Failed SS ID=eccf72642c631fe9 and Tag="0:0".

The failure DeliveredToNotAssigned means the SS received a mutation that it is not responsible for. So we need to look at shard ranges on the SS and see how they are moved. The shard movement is through MoveKey operations. Since the failed key is \xff/moveKeysLock/Write, naturally we'll enable mutation tracking for this key.

By going through log with more instrumentation on source and destination of MoveKey operations, we can find that there is a shard movement before:

Time="117.703077" DateTime="2021-11-10T18:34:37Z" Type="RelocateShard_FinishMoveKeysWaitDurable" Machine="2.0.1.0:1" ID="9da64b1d90b87835" EndPair="3aac5b0622bfae4e" ReadyServers="2" ReadyTSS="1" SRCs="36486523b7b50a46,b0ecc74478ea7330,c201743d86431db5,eccf72642c631fe9" DESTs="36486523b7b50a46,c201743d86431db5"

This is the final transaction, i.e., FinishMoveKey. At Resolver, 0:0 no longer responsible for range [0000000002zu, \xff\xff) and the range is moved to 0:1.

117.720628 SendingPrivatized_Span ID=8fe8fb3abf0743cd Span=0000000000000000
117.720628 SendingPrivateMutation ID=8fe8fb3abf0743cd Original=code: SetValue param1: \xff/serverKeys/\xe9\x1fc,dr\xcf\xec?3\\8\xab\x82\xe6\x13/0000000002zu param2:  Privatized=code: SetValue param1: \xff\xff/serverKeys/\xe9\x1fc,dr\xcf\xec?3\\8\xab\x82\xe6\x13/0000000002zu param2:  Server=eccf72642c631fe9 TagKey=\xff/serverTag/\xe9\x1fc,dr\xcf\xec?3\\8\xab\x82\xe6\x13 Tag=0:0
117.720628 SendingPrivatized_Span ID=8fe8fb3abf0743cd Span=0000000000000000
117.720628 SendingPrivateMutation ID=8fe8fb3abf0743cd Original=code: SetValue param1: \xff/serverKeys/\xe9\x1fc,dr\xcf\xec?3\\8\xab\x82\xe6\x13/\xff\xff param2:  Privatized=code: SetValue param1: \xff\xff/serverKeys/\xe9\x1fc,dr\xcf\xec?3\\8\xab\x82\xe6\x13/\xff\xff param2:  Server=eccf72642c631fe9 TagKey=\xff/serverTag/\xe9\x1fc,dr\xcf\xec?3\\8\xab\x82\xe6\x13 Tag=0:0

More instrumentation confirmed the transaction committed: 117.921585 MKIRDone ID=c5bcfd554ae74b5a ReadVersion=181974393 CommitVersion=182968702 Range=Begin:0000000002zuEnd:\\xff\\xff and SS applied this mutation: 119.844811 SSPrivateMutation ID=eccf72642c631fe9 Mutation=code: SetValue param1: \xff\xff/serverKeys/\xe9\x1fc,dr\xcf\xec?3\\8\xab\x82\xe6\x13/0000000002zu param2: Version=182968702.
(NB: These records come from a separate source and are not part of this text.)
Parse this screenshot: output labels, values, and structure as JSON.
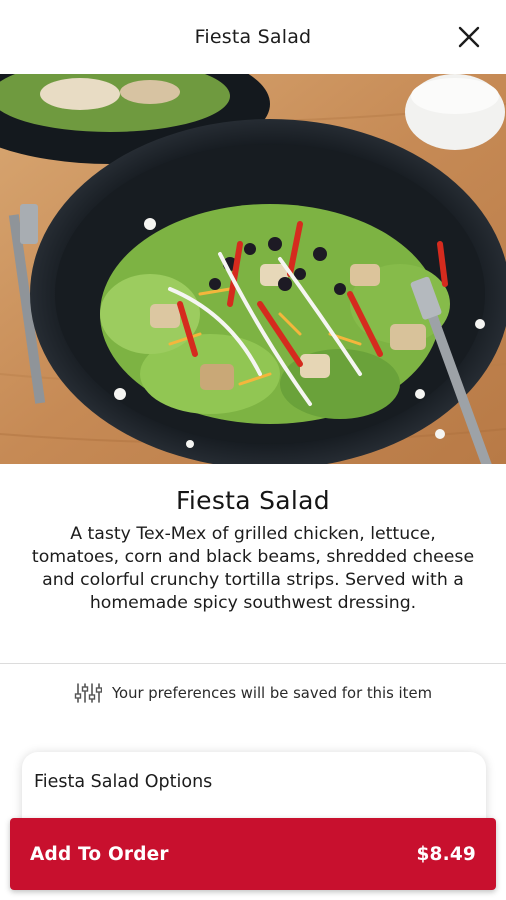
{
  "header": {
    "title": "Fiesta Salad",
    "close_icon": "close-icon"
  },
  "hero": {
    "image": "fiesta-salad-photo"
  },
  "item": {
    "title": "Fiesta Salad",
    "description": "A tasty Tex-Mex of grilled chicken, lettuce, tomatoes, corn and black beams, shredded cheese and colorful crunchy tortilla strips. Served with a homemade spicy southwest dressing."
  },
  "preferences": {
    "icon": "sliders-icon",
    "text": "Your preferences will be saved for this item"
  },
  "options": {
    "title": "Fiesta Salad Options"
  },
  "order": {
    "label": "Add To Order",
    "price": "$8.49"
  },
  "colors": {
    "brand": "#c8102e",
    "text": "#1c1c1c",
    "divider": "#dcdcdc"
  }
}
Shard has been moved to DESTs 0:1,1:1. And next MoveKey lock write is sent to SS 0:1, so CP tags the mutation correctly:

"117.722621" DateTime="2021-11-10T18:34:37Z" Type="MutationTracking" Machine="2.0.1.2:1" ID="84ae49626c5ed171" Label="MoveKey" At="ProxyCommit" Version="182968702" Mutation="code: SetValue param1: \xff/moveKeysLock/Write param2: \\\xf0\x05t\xd23\x0c\xbb\xb3\xfe'\xd3\x97\xad\x15g" To="0:1,1:1"
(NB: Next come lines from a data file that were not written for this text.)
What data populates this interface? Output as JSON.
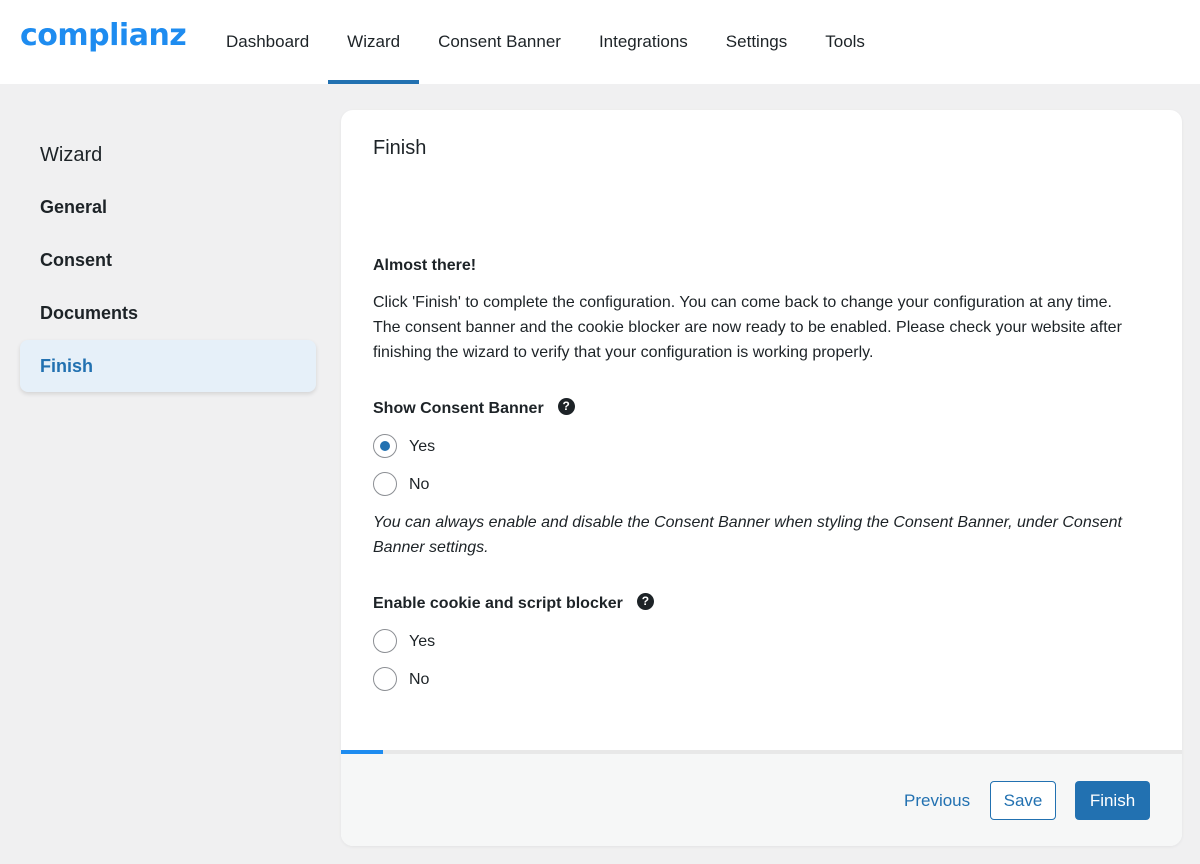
{
  "app": {
    "logo_text": "complianz",
    "accent_color": "#2271b1",
    "brand_color": "#1e8cf0"
  },
  "nav": {
    "items": [
      {
        "label": "Dashboard"
      },
      {
        "label": "Wizard",
        "active": true
      },
      {
        "label": "Consent Banner"
      },
      {
        "label": "Integrations"
      },
      {
        "label": "Settings"
      },
      {
        "label": "Tools"
      }
    ]
  },
  "sidebar": {
    "title": "Wizard",
    "items": [
      {
        "label": "General"
      },
      {
        "label": "Consent"
      },
      {
        "label": "Documents"
      },
      {
        "label": "Finish",
        "active": true
      }
    ]
  },
  "main": {
    "title": "Finish",
    "intro_title": "Almost there!",
    "intro_line1": "Click 'Finish' to complete the configuration. You can come back to change your configuration at any time.",
    "intro_line2": "The consent banner and the cookie blocker are now ready to be enabled. Please check your website after finishing the wizard to verify that your configuration is working properly.",
    "fields": [
      {
        "label": "Show Consent Banner",
        "options": [
          {
            "label": "Yes",
            "checked": true
          },
          {
            "label": "No",
            "checked": false
          }
        ],
        "note": "You can always enable and disable the Consent Banner when styling the Consent Banner, under Consent Banner settings."
      },
      {
        "label": "Enable cookie and script blocker",
        "options": [
          {
            "label": "Yes",
            "checked": false
          },
          {
            "label": "No",
            "checked": false
          }
        ]
      }
    ],
    "progress_percent": 5,
    "help_icon_glyph": "?"
  },
  "footer": {
    "previous_label": "Previous",
    "save_label": "Save",
    "finish_label": "Finish"
  }
}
Another move key starts for range [0000000001z, 0000000002zu):

119.089702 RelocateShardHasDestination ID=22e7af88890c7882 PairId=3e16733cbbb3e507 KeyBegin=0000000001z KeyEnd=0000000002zu SourceServers=b0ecc74478ea7330,eccf72642c631fe9 DestinationTeam=36486523b7b50a46,c201743d86431db5 ExtraIds=[no items]
119.135619 MKIRStartMK ID=3e16733cbbb3e507 ReadVersion=182968702 VV=[{0:0,182454221}{1:1,182968702}{1:0,182454221}{0:1,182968702}{1:2,182368775} maxversion: 182968702] Range=Begin:0000000001zEnd:0000000002zu EndKey=0000000002zu

Look closely, we found that the VV has {0:0,182454221}, which has wrong version, 182454221 != 182968702, because the previous move has written to 0:0 at 182968702.
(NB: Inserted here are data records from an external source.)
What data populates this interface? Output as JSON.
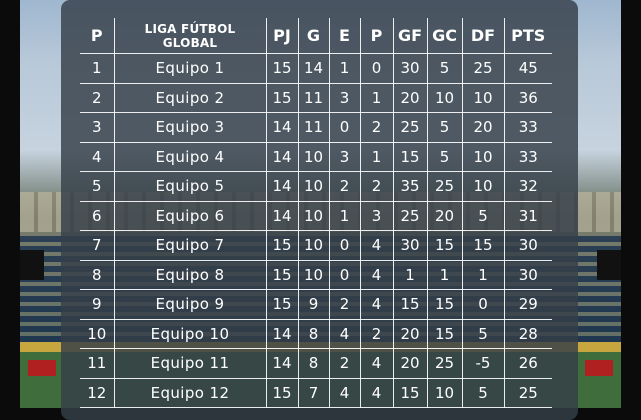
{
  "header": {
    "pos": "P",
    "league_line1": "LIGA FÚTBOL",
    "league_line2": "GLOBAL",
    "pj": "PJ",
    "g": "G",
    "e": "E",
    "p": "P",
    "gf": "GF",
    "gc": "GC",
    "df": "DF",
    "pts": "PTS"
  },
  "rows": [
    {
      "pos": "1",
      "team": "Equipo 1",
      "pj": "15",
      "g": "14",
      "e": "1",
      "p": "0",
      "gf": "30",
      "gc": "5",
      "df": "25",
      "pts": "45"
    },
    {
      "pos": "2",
      "team": "Equipo 2",
      "pj": "15",
      "g": "11",
      "e": "3",
      "p": "1",
      "gf": "20",
      "gc": "10",
      "df": "10",
      "pts": "36"
    },
    {
      "pos": "3",
      "team": "Equipo 3",
      "pj": "14",
      "g": "11",
      "e": "0",
      "p": "2",
      "gf": "25",
      "gc": "5",
      "df": "20",
      "pts": "33"
    },
    {
      "pos": "4",
      "team": "Equipo 4",
      "pj": "14",
      "g": "10",
      "e": "3",
      "p": "1",
      "gf": "15",
      "gc": "5",
      "df": "10",
      "pts": "33"
    },
    {
      "pos": "5",
      "team": "Equipo 5",
      "pj": "14",
      "g": "10",
      "e": "2",
      "p": "2",
      "gf": "35",
      "gc": "25",
      "df": "10",
      "pts": "32"
    },
    {
      "pos": "6",
      "team": "Equipo 6",
      "pj": "14",
      "g": "10",
      "e": "1",
      "p": "3",
      "gf": "25",
      "gc": "20",
      "df": "5",
      "pts": "31"
    },
    {
      "pos": "7",
      "team": "Equipo 7",
      "pj": "15",
      "g": "10",
      "e": "0",
      "p": "4",
      "gf": "30",
      "gc": "15",
      "df": "15",
      "pts": "30"
    },
    {
      "pos": "8",
      "team": "Equipo 8",
      "pj": "15",
      "g": "10",
      "e": "0",
      "p": "4",
      "gf": "1",
      "gc": "1",
      "df": "1",
      "pts": "30"
    },
    {
      "pos": "9",
      "team": "Equipo 9",
      "pj": "15",
      "g": "9",
      "e": "2",
      "p": "4",
      "gf": "15",
      "gc": "15",
      "df": "0",
      "pts": "29"
    },
    {
      "pos": "10",
      "team": "Equipo 10",
      "pj": "14",
      "g": "8",
      "e": "4",
      "p": "2",
      "gf": "20",
      "gc": "15",
      "df": "5",
      "pts": "28"
    },
    {
      "pos": "11",
      "team": "Equipo 11",
      "pj": "14",
      "g": "8",
      "e": "2",
      "p": "4",
      "gf": "20",
      "gc": "25",
      "df": "-5",
      "pts": "26"
    },
    {
      "pos": "12",
      "team": "Equipo 12",
      "pj": "15",
      "g": "7",
      "e": "4",
      "p": "4",
      "gf": "15",
      "gc": "10",
      "df": "5",
      "pts": "25"
    }
  ]
}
Now we have a breakthrough! The problem is the version vector: we instrumented master at version 182968702 and confirmed that tag 0:0 is not in the written tags sent from the commit proxy. So this is the problem. By examining code, we noticed the private mutation generated on the Resolver, but their tags are not sent back to commit proxies, thus their tags are not updated. The fix is in PR 5960.